Both sessions encountered the same warning from ripgrep — Binary file src/index.ts matches. Their reactions diverged:

Session A (Opus 4.7 + raw bash) — silently worked around the warning by re-running grep with the -a flag, never surfacing it. Concluded "normal." The actual two raw \x00 bytes in globToRegex's ** sentinel went unreported, and would have been committed as-is.

Session B (senpi + pi-amaze-tools)amaze_grep_many returned the ripgrep warning verbatim ("binary file matches (found \"\0\" byte around offset 6131)") inside the structured result. The host LLM saw the unusual marker in compressed output and escalated it to the user as a cleanup candidate.

Root cause confirmed independently: tr -d -c '\0' < src/index.ts | wc -c reported 2 NUL bytes at exactly those offsets. The fix was a one-line swap from raw "\x00" to "" (a PUA sentinel) in the glob-to-regex helper. file src/index.ts flipped from data (binary) to UTF-8 text.

Takeaway

A stronger host LLM is not enough. When a tool flattens its output into unstructured text, the host has to spot the signal in a sea of bytes — and often won't. pi-amaze-tools' gain isn't "smaller text" — it's labeled, indexed, snippet-preserving text that makes signals like binary file matches, redactions: [...], optional_missing: [...], truncated: true impossible to silently lose.

(3) Reproduce

Inside a host session, call any tool with a target workspace and inspect the response envelope. details.summarized, details.raw_chars, details.summary_chars, and details.ratio show what the summarizer did to that specific call. Sweep AMAZE_LLM_COMPRESSION_RATIO (or use /amaze-llm ratio …) across runs to compare.


Security

  • Never commit secrets (API keys, OAuth client secrets, SSH private keys, cloud creds).
  • pi-amaze-tools redacts common secret-like patterns from every tool result before it reaches the 0GM summarizer and before it lands in the host envelope: PEM blocks, GitHub PATs (ghp_, gho_, …), Anthropic keys (sk-ant-…), OpenAI keys (sk-…), AWS access key IDs (AKIA…), Google API keys (AIza…), Slack tokens (xox[baprs]-…), bearer tokens, generic client_secret = "…".
  • amaze_web_fetch refuses URLs whose host resolves to a private, loopback, link-local, or unspecified address (SSRF guard) unless allow_private: true is set explicitly.
  • Redaction is a guardrail, not permission to paste secrets casually.

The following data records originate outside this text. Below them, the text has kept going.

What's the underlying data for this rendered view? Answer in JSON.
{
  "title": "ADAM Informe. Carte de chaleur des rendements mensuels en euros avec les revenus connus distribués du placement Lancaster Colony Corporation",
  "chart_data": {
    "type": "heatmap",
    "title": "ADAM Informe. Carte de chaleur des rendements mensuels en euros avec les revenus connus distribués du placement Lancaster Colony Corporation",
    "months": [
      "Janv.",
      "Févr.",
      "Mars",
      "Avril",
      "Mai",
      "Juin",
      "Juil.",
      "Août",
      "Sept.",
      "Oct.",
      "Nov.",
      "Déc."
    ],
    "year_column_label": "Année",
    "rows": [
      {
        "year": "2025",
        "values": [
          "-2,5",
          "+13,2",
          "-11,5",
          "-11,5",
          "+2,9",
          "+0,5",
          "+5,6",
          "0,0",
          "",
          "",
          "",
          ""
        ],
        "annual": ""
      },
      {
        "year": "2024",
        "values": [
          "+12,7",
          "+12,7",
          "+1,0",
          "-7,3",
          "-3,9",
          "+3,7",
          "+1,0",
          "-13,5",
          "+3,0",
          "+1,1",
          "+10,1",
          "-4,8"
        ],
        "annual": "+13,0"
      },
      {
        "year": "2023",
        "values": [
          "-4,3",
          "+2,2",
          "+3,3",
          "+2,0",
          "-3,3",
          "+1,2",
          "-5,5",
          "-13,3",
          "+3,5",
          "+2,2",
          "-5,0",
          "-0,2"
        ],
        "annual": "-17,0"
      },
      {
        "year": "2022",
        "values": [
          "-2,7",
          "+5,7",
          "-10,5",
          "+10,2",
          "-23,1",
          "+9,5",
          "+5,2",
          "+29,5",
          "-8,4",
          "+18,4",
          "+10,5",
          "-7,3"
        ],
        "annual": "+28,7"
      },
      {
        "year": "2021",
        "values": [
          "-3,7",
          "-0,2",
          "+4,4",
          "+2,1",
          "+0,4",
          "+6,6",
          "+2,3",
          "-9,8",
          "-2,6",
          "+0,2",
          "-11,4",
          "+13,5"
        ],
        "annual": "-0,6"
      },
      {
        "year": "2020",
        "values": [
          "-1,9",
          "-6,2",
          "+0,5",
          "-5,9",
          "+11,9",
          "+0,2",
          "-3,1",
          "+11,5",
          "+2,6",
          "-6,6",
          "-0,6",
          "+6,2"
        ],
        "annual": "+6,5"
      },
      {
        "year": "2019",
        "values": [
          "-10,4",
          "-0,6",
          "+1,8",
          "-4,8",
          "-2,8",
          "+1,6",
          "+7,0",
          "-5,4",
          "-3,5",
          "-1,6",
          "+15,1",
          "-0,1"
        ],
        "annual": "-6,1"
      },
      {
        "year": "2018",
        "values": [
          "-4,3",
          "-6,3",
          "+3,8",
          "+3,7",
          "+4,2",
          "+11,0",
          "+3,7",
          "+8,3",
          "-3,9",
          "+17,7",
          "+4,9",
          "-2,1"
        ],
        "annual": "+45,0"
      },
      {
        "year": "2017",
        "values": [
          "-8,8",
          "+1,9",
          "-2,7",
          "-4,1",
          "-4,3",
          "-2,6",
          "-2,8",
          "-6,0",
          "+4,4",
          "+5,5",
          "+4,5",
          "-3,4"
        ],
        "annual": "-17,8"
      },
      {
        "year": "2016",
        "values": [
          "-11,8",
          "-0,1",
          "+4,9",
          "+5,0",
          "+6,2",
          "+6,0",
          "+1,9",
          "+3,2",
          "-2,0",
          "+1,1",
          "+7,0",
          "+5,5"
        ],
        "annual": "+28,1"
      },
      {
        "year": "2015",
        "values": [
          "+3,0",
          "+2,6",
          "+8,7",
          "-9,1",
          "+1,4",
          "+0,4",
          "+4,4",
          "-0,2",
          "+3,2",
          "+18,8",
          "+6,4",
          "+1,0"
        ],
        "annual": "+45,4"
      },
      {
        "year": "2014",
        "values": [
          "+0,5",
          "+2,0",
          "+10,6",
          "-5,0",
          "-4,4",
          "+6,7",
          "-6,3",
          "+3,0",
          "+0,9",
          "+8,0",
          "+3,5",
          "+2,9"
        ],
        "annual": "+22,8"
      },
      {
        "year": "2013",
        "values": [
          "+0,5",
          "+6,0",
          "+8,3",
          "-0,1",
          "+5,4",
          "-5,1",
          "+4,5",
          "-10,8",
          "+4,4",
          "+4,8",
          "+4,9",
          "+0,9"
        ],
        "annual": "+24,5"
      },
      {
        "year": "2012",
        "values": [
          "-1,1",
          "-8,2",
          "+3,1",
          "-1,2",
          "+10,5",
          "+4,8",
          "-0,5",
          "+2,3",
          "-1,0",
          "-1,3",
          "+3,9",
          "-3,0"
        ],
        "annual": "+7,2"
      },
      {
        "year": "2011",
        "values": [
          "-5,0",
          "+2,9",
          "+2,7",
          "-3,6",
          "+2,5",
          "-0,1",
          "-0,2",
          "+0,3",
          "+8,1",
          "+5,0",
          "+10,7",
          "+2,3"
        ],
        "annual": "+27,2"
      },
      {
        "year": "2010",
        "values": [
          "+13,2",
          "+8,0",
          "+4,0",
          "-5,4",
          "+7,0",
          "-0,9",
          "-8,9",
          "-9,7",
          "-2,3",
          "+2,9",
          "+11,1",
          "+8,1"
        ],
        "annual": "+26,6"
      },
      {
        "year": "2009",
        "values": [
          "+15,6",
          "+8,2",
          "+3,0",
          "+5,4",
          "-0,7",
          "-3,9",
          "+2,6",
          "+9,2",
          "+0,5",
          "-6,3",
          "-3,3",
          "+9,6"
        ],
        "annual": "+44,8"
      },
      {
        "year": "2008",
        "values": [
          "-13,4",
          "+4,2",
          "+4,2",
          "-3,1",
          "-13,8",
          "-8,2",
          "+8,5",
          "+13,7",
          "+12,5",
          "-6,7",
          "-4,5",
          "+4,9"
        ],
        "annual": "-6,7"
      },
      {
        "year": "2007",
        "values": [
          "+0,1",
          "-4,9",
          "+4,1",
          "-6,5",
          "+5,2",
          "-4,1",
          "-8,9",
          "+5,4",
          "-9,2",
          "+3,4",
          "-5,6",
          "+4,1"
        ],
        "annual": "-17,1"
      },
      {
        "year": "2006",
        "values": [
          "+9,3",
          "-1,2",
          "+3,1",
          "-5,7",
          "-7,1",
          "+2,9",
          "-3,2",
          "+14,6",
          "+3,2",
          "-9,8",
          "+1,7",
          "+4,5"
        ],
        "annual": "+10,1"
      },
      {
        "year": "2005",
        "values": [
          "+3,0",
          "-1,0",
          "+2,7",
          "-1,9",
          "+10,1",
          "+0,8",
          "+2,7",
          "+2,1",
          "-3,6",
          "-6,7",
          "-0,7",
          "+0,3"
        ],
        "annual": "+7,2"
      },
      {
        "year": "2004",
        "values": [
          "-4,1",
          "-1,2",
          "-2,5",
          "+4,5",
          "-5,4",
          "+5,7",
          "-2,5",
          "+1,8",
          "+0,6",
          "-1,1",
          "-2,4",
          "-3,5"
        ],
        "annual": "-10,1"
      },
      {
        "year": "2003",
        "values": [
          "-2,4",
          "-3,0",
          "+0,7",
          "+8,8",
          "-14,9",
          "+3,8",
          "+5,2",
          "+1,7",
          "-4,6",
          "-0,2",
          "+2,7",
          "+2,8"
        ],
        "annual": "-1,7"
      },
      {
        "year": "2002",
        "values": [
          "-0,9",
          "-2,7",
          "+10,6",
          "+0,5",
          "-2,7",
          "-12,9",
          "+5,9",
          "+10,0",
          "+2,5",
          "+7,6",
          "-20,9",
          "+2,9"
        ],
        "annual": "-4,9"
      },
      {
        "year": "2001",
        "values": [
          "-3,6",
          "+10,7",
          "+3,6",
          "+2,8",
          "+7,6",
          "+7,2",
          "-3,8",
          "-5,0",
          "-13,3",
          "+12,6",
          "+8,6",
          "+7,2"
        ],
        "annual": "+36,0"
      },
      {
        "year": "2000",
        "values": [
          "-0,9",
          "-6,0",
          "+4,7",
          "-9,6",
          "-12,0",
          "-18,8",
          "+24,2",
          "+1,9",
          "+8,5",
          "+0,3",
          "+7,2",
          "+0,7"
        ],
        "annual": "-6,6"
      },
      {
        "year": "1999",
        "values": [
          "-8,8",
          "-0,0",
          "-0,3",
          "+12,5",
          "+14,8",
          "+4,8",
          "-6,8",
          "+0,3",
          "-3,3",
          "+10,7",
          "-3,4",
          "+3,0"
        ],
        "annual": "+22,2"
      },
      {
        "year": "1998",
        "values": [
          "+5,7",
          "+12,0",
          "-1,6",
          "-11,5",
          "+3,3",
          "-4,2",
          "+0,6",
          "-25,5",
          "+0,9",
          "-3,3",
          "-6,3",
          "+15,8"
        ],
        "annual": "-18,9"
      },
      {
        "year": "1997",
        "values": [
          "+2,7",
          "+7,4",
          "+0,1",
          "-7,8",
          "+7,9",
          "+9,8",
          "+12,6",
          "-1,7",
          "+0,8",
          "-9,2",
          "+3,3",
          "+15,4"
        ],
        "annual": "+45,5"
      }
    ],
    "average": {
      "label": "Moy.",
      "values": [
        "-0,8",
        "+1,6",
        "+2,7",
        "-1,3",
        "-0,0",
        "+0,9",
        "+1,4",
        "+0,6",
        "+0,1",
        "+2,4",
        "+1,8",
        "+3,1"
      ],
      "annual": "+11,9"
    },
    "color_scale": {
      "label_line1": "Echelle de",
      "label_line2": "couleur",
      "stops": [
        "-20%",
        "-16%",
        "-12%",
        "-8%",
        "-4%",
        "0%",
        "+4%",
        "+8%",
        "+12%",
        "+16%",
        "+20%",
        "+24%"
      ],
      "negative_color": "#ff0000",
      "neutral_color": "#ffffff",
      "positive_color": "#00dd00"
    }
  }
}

Full policy: docs/security.md.


Documentation


License

MIT.


Grace went looking for answers past the starlight; Rocky tried not to lose his crewmate. This project works the same way — one path takes the outside (web), one takes the inside (source), so the host LLM can carry the heavy reasoning without drowning in raw output.